Und da sind wir auch schon an einem der (bereits gerstern erwähnten) vielen Schlüssel, um das herrschende Illusionsgebilde als solches zu erkennen. Wohin anders als in die völlige Verlogenheit soll ein"System" führen, wo die (zumindest nach aussen) massgeblichen Personen nicht wirklich verantwortlich, persönlich haftbar sind für ihr folgenschweres Tun bzw. Nicht-Tun? Wer glaubt, dies wäre mit ein paar"gesellschaftspolitischen Handgriffen" in den Griff zu kriegen, hat das Problem, dass es in zig Staaten aber-zigmal versucht wurde und nirgends jemals zu lösen war.

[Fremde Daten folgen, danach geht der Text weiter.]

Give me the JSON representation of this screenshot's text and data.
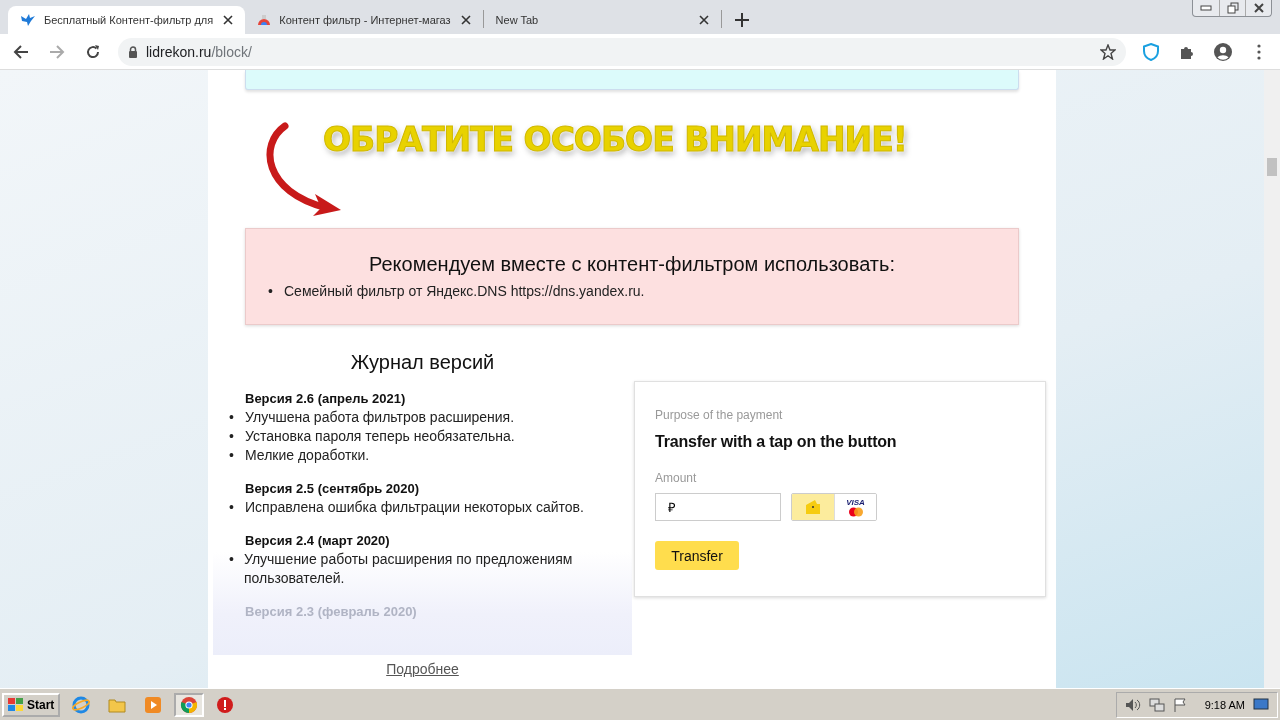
{
  "browser": {
    "tabs": [
      {
        "title": "Бесплатный Контент-фильтр для",
        "kind": "bird",
        "selected": true
      },
      {
        "title": "Контент фильтр - Интернет-магаз",
        "kind": "store",
        "selected": false
      },
      {
        "title": "New Tab",
        "kind": "blank",
        "selected": false
      }
    ],
    "address": {
      "host": "lidrekon.ru",
      "path": "/block/"
    }
  },
  "banner": {
    "text": "ОБРАТИТЕ ОСОБОЕ ВНИМАНИЕ!"
  },
  "recommend": {
    "bullet": "•",
    "title": "Рекомендуем вместе с контент-фильтром использовать:",
    "items": [
      "Семейный фильтр от Яндекс.DNS https://dns.yandex.ru."
    ]
  },
  "changelog": {
    "bullet": "•",
    "title": "Журнал версий",
    "versions": [
      {
        "heading": "Версия 2.6 (апрель 2021)",
        "items": [
          "Улучшена работа фильтров расширения.",
          "Установка пароля теперь необязательна.",
          "Мелкие доработки."
        ]
      },
      {
        "heading": "Версия 2.5 (сентябрь 2020)",
        "items": [
          "Исправлена ошибка фильтрации некоторых сайтов."
        ]
      },
      {
        "heading": "Версия 2.4 (март 2020)",
        "items": [
          "Улучшение работы расширения по предложениям пользователей."
        ]
      }
    ],
    "faded_heading": "Версия 2.3 (февраль 2020)",
    "more_link": "Подробнее"
  },
  "payment": {
    "purpose_label": "Purpose of the payment",
    "purpose": "Transfer with a tap on the button",
    "amount_label": "Amount",
    "currency": "₽",
    "methods": [
      {
        "kind": "wallet",
        "selected": true
      },
      {
        "kind": "card",
        "label": "VISA",
        "selected": false
      }
    ],
    "button": "Transfer"
  },
  "taskbar": {
    "start": "Start",
    "apps": [
      {
        "kind": "ie",
        "selected": false
      },
      {
        "kind": "folder",
        "selected": false
      },
      {
        "kind": "media",
        "selected": false
      },
      {
        "kind": "chrome",
        "selected": true
      },
      {
        "kind": "stop",
        "selected": false
      }
    ],
    "clock": "9:18 AM"
  }
}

Weder durch mehr"Kollektivierung" noch durch mehr"Privatisierung". Ersteres verschlimmerte den Outcome ins Astronomische, letzteres konnte innerhalb der"realistischen Grenzen" immer nur zu noch verlogeneren Ergebnissen führen.
Warum dies auch gar nicht anders geht (sofern wir nicht einmal gedanklich das"System" zu verlassen imstande sind), das hat dottore messerscharf dargelegt. Mir kommt vor, die enorme Sprengkraft seiner Theorie ist den Wenigsten hier wirklich bewusst geworden.